Family members and Allen Moss, the Altoms' Cape Girardeau attorney, have questioned whether appropriate care was given at Perry County Memorial.
After hearing a description from Kanani's notes dictated at 1:52 a.m. Aug 2, Christensen said he sees nothing wrong with the way Ethan was handled at Perry County Memorial. "It sounds like he was handling the case very well," Christensen said.
Moss, who has already been critical of how the Perry County sheriff's office handled the investigation, questioned the release of the medical records.
"I don't think they have the authority from Cardinal Glennon to release this child's medical records," Moss said. "I'd like to see that in writing."
Under Missouri law, all reports and records generated in child abuse and neglect investigations are closed records unless the case concerns a child's death or near-fatal injury. In those cases, the director of the Department of Social Services has discretionary power to make the records public if there is little likelihood of harm to other children in the family.

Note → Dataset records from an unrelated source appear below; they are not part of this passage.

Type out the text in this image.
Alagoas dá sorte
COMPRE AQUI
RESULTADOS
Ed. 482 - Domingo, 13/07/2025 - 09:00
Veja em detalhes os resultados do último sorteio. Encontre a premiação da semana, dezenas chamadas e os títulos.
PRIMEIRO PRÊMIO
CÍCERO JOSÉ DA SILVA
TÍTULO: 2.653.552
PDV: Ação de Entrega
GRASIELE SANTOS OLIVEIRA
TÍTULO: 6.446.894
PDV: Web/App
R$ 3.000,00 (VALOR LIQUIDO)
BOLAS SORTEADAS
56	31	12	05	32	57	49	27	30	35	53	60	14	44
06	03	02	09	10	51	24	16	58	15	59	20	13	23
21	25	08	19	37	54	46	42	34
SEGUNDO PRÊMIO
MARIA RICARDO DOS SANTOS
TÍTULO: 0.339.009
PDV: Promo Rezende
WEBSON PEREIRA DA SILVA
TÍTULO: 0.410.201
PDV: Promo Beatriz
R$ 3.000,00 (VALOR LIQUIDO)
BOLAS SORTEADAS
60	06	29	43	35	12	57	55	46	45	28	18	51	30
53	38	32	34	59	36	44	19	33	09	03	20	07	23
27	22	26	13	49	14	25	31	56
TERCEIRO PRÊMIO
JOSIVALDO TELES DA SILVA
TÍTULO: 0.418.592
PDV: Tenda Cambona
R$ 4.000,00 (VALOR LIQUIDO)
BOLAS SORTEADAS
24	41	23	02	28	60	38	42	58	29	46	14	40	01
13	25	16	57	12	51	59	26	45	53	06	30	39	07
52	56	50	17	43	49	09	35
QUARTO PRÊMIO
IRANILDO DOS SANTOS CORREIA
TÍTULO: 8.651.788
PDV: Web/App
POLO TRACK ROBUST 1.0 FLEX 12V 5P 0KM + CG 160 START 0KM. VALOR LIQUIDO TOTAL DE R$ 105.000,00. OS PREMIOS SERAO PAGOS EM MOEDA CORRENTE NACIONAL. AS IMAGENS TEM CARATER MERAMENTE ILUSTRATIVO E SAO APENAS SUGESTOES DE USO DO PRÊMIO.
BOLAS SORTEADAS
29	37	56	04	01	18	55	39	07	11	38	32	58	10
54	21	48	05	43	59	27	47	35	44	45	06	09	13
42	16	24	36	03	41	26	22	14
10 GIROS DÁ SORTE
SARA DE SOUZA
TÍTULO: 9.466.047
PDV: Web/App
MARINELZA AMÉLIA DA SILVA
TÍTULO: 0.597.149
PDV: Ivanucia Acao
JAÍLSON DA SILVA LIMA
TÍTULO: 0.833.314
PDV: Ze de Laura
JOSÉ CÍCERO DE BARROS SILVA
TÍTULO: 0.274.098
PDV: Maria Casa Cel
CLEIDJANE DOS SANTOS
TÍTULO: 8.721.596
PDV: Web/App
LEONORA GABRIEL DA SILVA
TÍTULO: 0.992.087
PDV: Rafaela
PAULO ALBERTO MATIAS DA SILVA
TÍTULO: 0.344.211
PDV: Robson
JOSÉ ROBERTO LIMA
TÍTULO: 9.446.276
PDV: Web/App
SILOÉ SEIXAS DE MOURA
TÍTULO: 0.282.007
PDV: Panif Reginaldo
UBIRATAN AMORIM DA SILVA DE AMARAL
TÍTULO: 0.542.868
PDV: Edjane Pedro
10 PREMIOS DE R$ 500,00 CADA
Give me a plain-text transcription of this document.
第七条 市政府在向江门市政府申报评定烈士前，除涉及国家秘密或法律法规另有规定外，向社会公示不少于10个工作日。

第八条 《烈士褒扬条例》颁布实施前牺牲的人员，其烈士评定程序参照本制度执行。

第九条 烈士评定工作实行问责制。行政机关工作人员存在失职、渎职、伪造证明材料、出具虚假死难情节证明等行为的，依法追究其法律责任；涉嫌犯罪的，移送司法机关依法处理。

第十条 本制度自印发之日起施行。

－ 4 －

"The director is to consider the release based on the impact on siblings, whether the children's safety would be jeopardized by the release of the records," said Deborah Scott, spokeswoman for the department. Since Ethan's brother and half brother are in protective custody, she said, the records are being released.
The Altoms could not be reached for comment. They have moved from the home they occupied on Perry County Road 328, and cellular telephone numbers listed in the case file have been disconnected.
"I have instructed them not to make any comments about the facts of the case," Moss said.